Burgo was still seated on the boulder, trying in vain to hit upon some means of communicating with his uncle, his eyes bent vacantly on a distant steamer, when, happening to turn his head, he saw, to his surprise, the landlord of the "Golden Owl" advancing along the footpath over the cliff as if coming direct from the inhabited part of the Keep. In one hand he carried a small basket.

"Good-morning, sir," he said to Burgo, carrying a finger to his forehead as he came up. "Going to sketch the old tower, I presume. Never a summer goes by without somebody doing the same thing. There must be a lot of likenesses of it up and down the country. I've just left the Keep, sir. Her ladyship is glad to take all the eggs I can coax my hens into laying. My boy Teddy brings 'em over every morning, only to-day he happens to be a bit out of sorts, which is the reason you see me here, sir, when I ought to be doing my cellar work at home."

He paused to take off his hat and dab his forehead with his handkerchief.

"Talking about the Keep," he presently went on, "reminds me that when I was telling you about it last night I forgot to mention one curious circumstance, which is, that while the workmen were engaged on the repairs I told you about, they came across an underground passage right through the body of the cliff, connecting what is now commonly called the Keep with the old tower. Nobody seems to know not merely when the passage was made, or why, but when and by whom it was ordered to be bricked up. However, Sir Everard caused it to be opened up afresh, and had a strong oak door fixed at either end--not, I suppose, that the passage will ever be made use of from one year's end to another."

"There must have been a use for it once on a time," said Burgo, "when people did not live such quiet lives as we do. By the way, I suppose the interior of the tower is in an altogether ruinous condition?"

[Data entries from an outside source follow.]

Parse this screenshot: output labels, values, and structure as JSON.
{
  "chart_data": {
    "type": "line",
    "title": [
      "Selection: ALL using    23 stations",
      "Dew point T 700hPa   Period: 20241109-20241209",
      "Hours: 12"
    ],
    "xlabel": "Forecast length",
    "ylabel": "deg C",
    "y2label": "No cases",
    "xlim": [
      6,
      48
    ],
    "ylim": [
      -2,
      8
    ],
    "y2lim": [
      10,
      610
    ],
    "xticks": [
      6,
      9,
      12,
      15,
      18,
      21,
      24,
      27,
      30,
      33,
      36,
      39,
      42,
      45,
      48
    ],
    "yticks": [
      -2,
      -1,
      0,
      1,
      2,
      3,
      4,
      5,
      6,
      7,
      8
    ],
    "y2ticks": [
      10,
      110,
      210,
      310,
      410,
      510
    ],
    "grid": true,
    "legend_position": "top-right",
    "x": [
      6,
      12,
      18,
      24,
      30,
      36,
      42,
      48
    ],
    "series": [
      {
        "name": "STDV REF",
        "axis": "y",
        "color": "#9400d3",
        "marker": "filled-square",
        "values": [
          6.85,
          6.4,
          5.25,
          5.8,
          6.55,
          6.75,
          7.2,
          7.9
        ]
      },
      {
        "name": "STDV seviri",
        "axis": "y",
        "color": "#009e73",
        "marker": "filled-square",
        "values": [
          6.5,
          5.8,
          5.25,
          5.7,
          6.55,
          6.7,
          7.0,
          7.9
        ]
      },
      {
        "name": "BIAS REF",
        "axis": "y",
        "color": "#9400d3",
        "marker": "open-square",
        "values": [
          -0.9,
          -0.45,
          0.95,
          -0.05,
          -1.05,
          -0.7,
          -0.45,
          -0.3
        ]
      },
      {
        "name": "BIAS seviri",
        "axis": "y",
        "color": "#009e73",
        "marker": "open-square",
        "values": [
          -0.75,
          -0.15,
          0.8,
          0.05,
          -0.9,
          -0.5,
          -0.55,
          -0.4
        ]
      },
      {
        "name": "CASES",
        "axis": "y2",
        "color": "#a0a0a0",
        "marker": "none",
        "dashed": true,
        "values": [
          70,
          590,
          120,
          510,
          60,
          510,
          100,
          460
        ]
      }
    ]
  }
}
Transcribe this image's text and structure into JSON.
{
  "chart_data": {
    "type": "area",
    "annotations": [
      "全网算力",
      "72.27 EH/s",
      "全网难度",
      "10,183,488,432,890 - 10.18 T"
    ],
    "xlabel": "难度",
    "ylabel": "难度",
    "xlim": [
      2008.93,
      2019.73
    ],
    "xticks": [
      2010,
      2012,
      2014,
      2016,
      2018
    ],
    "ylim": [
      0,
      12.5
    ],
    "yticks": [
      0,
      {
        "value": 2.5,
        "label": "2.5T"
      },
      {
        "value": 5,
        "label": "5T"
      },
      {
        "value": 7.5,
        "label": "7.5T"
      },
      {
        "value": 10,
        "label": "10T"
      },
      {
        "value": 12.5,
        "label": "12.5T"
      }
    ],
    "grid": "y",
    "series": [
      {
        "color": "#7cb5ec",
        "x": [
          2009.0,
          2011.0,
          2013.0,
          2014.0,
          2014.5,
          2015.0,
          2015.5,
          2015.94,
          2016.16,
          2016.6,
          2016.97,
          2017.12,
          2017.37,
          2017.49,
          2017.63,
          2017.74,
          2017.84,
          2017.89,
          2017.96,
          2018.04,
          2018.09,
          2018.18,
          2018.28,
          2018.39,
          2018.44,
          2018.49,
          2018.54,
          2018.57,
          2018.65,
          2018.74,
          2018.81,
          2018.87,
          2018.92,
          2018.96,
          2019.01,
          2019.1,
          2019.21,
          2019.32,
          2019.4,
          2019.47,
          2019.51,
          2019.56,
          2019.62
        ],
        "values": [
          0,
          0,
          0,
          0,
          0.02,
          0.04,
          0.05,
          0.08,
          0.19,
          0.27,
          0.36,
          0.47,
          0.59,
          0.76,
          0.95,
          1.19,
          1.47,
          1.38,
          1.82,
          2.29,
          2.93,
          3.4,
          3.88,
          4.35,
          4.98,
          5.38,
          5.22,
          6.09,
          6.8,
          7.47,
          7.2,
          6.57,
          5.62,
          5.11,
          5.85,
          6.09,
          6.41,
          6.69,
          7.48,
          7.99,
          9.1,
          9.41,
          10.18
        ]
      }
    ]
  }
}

Both his uncle and he had contented themselves with an outside view of it on the occasion of their brief visit some years before.

"No, sir, it's not quite as bad as that," replied Tyson; "and as I've been over it on two occasions, I ought to know. It is, I believe, a fact that Mr. Josselyn, who owned the tower before it came into the hands of Sir Everard, never made any use of it, but his uncle--so I've heard say, for it was before my time--used, if all accounts of him are true, almost to live in it. It seems that he was a great man for chemistry and experiments of various kinds, and a bit of an astronomer into the bargain. So he had the place fitted up to suit himself, and would shut himself up in it for weeks at a time--his meals being brought him from the Keep by his old housekeeper--among all the queer things he had got about him to help him in what he wanted to find out. Report has it that the country folk were afraid of him, and that's the reason why, even nowadays, they as often as not speak of the place as the 'Wizard's Tower.' The end of it was that the old man was found dead on the floor of the upper room, and the story goes that he was choked by the fumes of some deadly mixture he had been trying experiments with. Anyhow, there are his rooms to this day, pretty much, I daresay, as he left them, except, of course, that all his rubbish has been carted away long ago!"

"But how are the rooms lighted?" queried Burgo. "Two sides of the tower are visible from where we are, but there are no windows in either of them."

"There is only one window to each room, and they all front the sea."

"If you are going towards home, I think I will turn and walk with you," said Burgo, presently. "My ankle is rather painful this morning, and I'm in no humour for sketching."